State of The Mental
I want to make this post as clear as possible, mostly for myself. After spending hundreds of HOURS and investing THOUSANDS of dollars (that I don’t have) on “becoming a better me”, I do believe I have figured it out. The truth of the matter is:
I have ALWAYS been a dynamic & incredible individual, but my confidence & self esteem levels have been FUCKED OVER COMPLETELY during this lifetime.
It takes very mature individuals to recognize, understand, and OVERstand how those experiences shape the mind of a human. Definitely not gonna act like Im one of those people! I do have a grand grasp on how I feel the world around me should work though…and it pisses me off and worries me dayum near every day. Knowing I can’t change certain things is a coping tool. That still doesn’t stop me from trying to understand and even attempting to change things within myself.
Which brings us to the current:
Secrets can not be secrets if there are people who know. Period.
While not trying to elaborate on that thought much, I will say I have never had anything to hide. I am & will continue to be an open book…the one that speaks to Ü n shyt!!! Its just that lately, for me at least, the big picture is becoming more clear and recognizable. Not saying I know EXACTLY whats going on, but all the pieces are coming together to form a storyline. The Truth can only be veiled for a limited of time…like the 99 cent Whopper.

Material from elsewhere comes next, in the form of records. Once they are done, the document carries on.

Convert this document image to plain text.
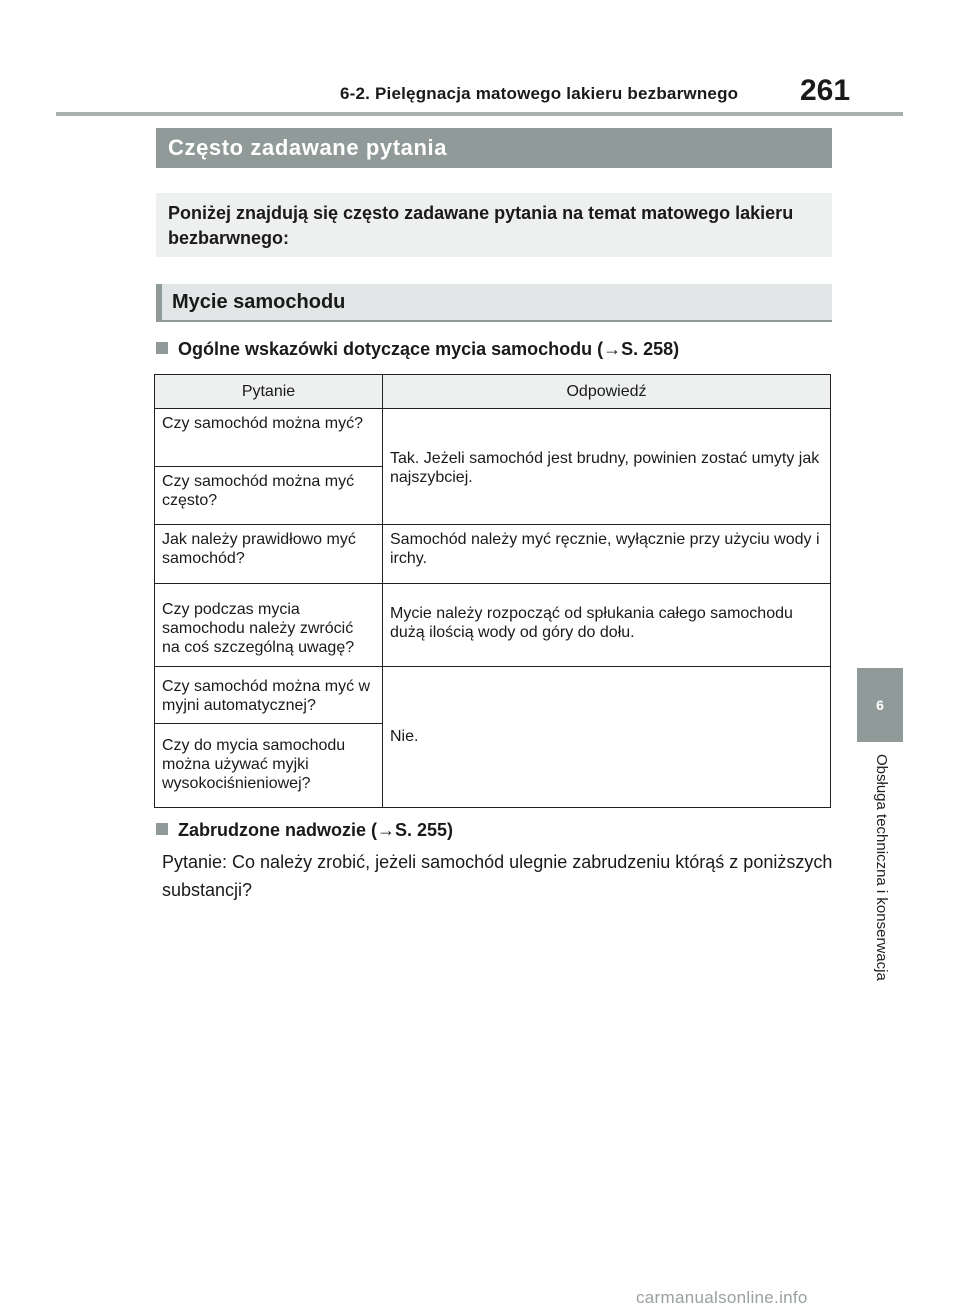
6-2. Pielęgnacja matowego lakieru bezbarwnego 261
Często zadawane pytania
Poniżej znajdują się często zadawane pytania na temat matowego lakieru bezbarwnego:
Mycie samochodu
Ogólne wskazówki dotyczące mycia samochodu (→S. 258)
Pytanie	Odpowiedź
Czy samochód można myć?	Tak. Jeżeli samochód jest brudny, powinien zostać umyty jak najszybciej.
Czy samochód można myć często?	
Jak należy prawidłowo myć samochód?	Samochód należy myć ręcznie, wyłącznie przy użyciu wody i irchy.
Czy podczas mycia samochodu należy zwrócić na coś szczególną uwagę?	Mycie należy rozpocząć od spłukania całego samochodu dużą ilością wody od góry do dołu.
Czy samochód można myć w myjni automatycznej?	Nie.
Czy do mycia samochodu można używać myjki wysokociśnieniowej?	
Zabrudzone nadwozie (→S. 255)
Pytanie: Co należy zrobić, jeżeli samochód ulegnie zabrudzeniu którąś z poniższych substancji?
6
Obsługa techniczna i konserwacja
carmanualsonline.info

Clarity is the current goal and message I will be striving to push from this point forward. I will not be abandoning the message of Change anytime soon, I just want to focus on becoming more clear with my intentions. Might need to construct a guideline or templet for myself to follow…keep me on track with what I want to achieve…a “map to success” if Ü will! Ill keep Ü posted on what happens with this new shift in thinking and perception.